What are the chemical and functional differences between NADH and NADPH?

What are the three metabolic conditions that determine metabolic flux through the pentose phosphate pathway?

What is the primary mechanism by which metabolic flux is regulated in the pentose phosphate pathway?

Why are reduced glutathione levels in red blood cells dependent on the activity of the enzyme glucose-6-phosphate dehydrogenase? Why are individuals with a glucose-6-phosphate dehydrogenase deficiency sensitive to prophylactic antimalarials such as primaquine, but at the same time more resistant to developing malaria even without primaquine treatment?

The conversion of pyruvate to phosphoenolpyruvate in the gluconeogenic pathway requires phosphoryl transfer energy in reactions catalyzed by the enzymes pyruvate carboxylase (ATP dependent) and phosphoenolpyruvate carboxykinase (GTP dependent). Why is this pair of reactions counted as a cost of 4 ATP equivalents to convert pyruvate to phosphoenolpyruvate when counting up the number of ATP needed to generate one molecule of glucose?

Pyruvate carboxylase is often considered a gluconeogenic enzyme; however, it also plays an important role in an energy-converting pathway under conditions of low energy charge and high acetyl-CoA levels in mitochondria. What is the name of this pathway?

What is the metabolic logic of reciprocal regulation of the glycolytic and gluconeogenic pathways by citrate?

Is phosphofructokinase-2/fructose-2,6-bisphosphatase one protein with two catalytic activities or two protein subunits each encoding a single catalytic activity? What regulates the two catalytic activities of phosphofructokinase-2/fructose-2,6-bisphosphatase?

Explain why the Cori cycle has a net cost of \(4 \mathrm{ATP}\) equivalents per glucose to the organism.

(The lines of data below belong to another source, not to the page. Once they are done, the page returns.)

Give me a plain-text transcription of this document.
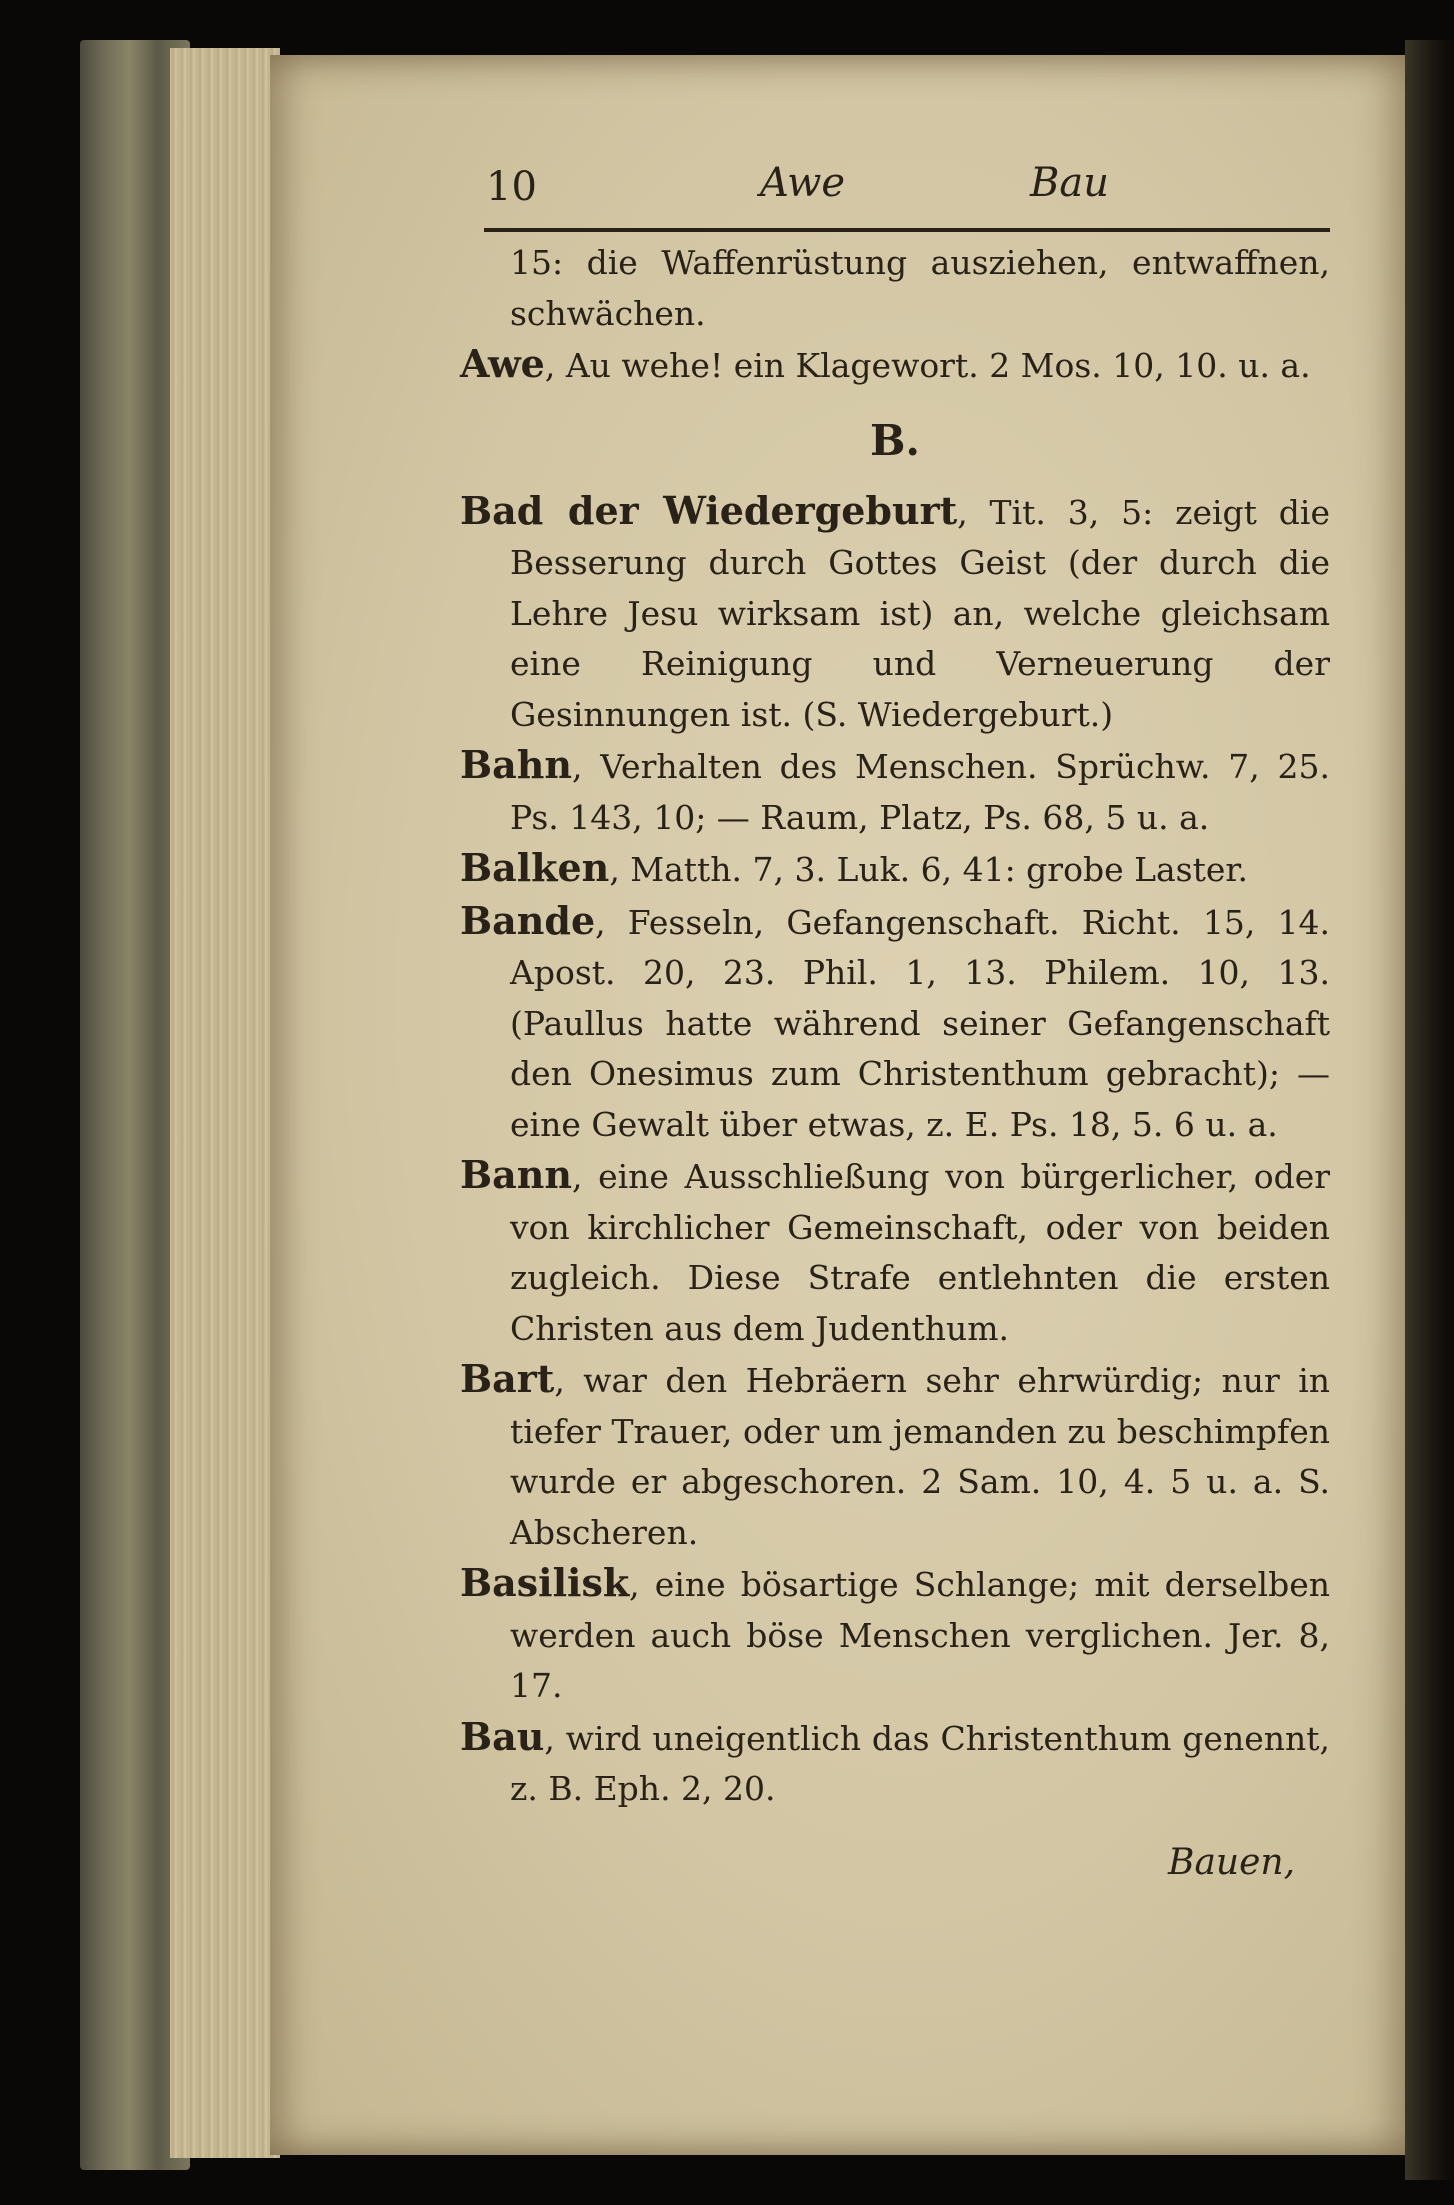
10	Awe	Bau

15: die Waffenrüstung ausziehen, entwaffnen, schwächen.

Awe, Au wehe! ein Klagewort. 2 Mos. 10, 10. u. a.

B.

Bad der Wiedergeburt, Tit. 3, 5: zeigt die Besserung durch Gottes Geist (der durch die Lehre Jesu wirksam ist) an, welche gleichsam eine Reinigung und Verneuerung der Gesinnungen ist. (S. Wiedergeburt.)

Bahn, Verhalten des Menschen. Sprüchw. 7, 25. Ps. 143, 10; — Raum, Platz, Ps. 68, 5 u. a.

Balken, Matth. 7, 3. Luk. 6, 41: grobe Laster.

Bande, Fesseln, Gefangenschaft. Richt. 15, 14. Apost. 20, 23. Phil. 1, 13. Philem. 10, 13. (Paullus hatte während seiner Gefangenschaft den Onesimus zum Christenthum gebracht); — eine Gewalt über etwas, z. E. Ps. 18, 5. 6 u. a.

Bann, eine Ausschließung von bürgerlicher, oder von kirchlicher Gemeinschaft, oder von beiden zugleich. Diese Strafe entlehnten die ersten Christen aus dem Judenthum.

Bart, war den Hebräern sehr ehrwürdig; nur in tiefer Trauer, oder um jemanden zu beschimpfen wurde er abgeschoren. 2 Sam. 10, 4. 5 u. a. S. Abscheren.

Basilisk, eine bösartige Schlange; mit derselben werden auch böse Menschen verglichen. Jer. 8, 17.

Bau, wird uneigentlich das Christenthum genennt, z. B. Eph. 2, 20.

Bauen,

Glycogen contains an \(\alpha-1,6\) -glycosidic bond about once every 10 glucose residues, thereby creating a branch point and a corresponding non reducing end for the removal and addition of glucose molecules. If a glycogen particle contains a total of 50,000 glucose residues, how many nonreducing ends are most likely to be found: \(\sim 25,000\) ends, \(\sim 2,500\) ends, or \(\sim 250\) ends? Explain your answer.

The \(\Delta G^{\circ \prime}\) of the glycogen phosphorylase reaction is \(+3.1 \mathrm{kJ} / \mathrm{mol},\) whereas the \(\Delta G\) under physiologic conditions is \(-6 \mathrm{kJ} / \mathrm{mol} .\) What is likely to account for this difference of \(\sim 9 \mathrm{kJ} / \mathrm{mol}\) between the \(\Delta G^{\circ \prime}\) and \(\Delta G\) values?

What is the function of glucosc-6-phosphatasc in liver and muscle cells?

The product of the glycogen phosphorylase reaction is glucose-1-P. Is there a difference in glycolytic ATP yield comparing the yield from the metabolism of glucose-1-P derived from glycogen degradation with the yield from the metabolism of dietary glucose? Explain.

Explain the metabolic logic of glucagon and insulin regulation of glycogen metabolism.

Defects in essentially every enzyme required for human glycogen metabolism have been identified and are collectively called glycogen storage diseases. Explain why Andersen disease, caused by a defect in glycogen branching enzyme, is fatal, whereas Cori disease, caused by a defect in glycogen debranching enzyme, only manifests in mild hypoglycemia.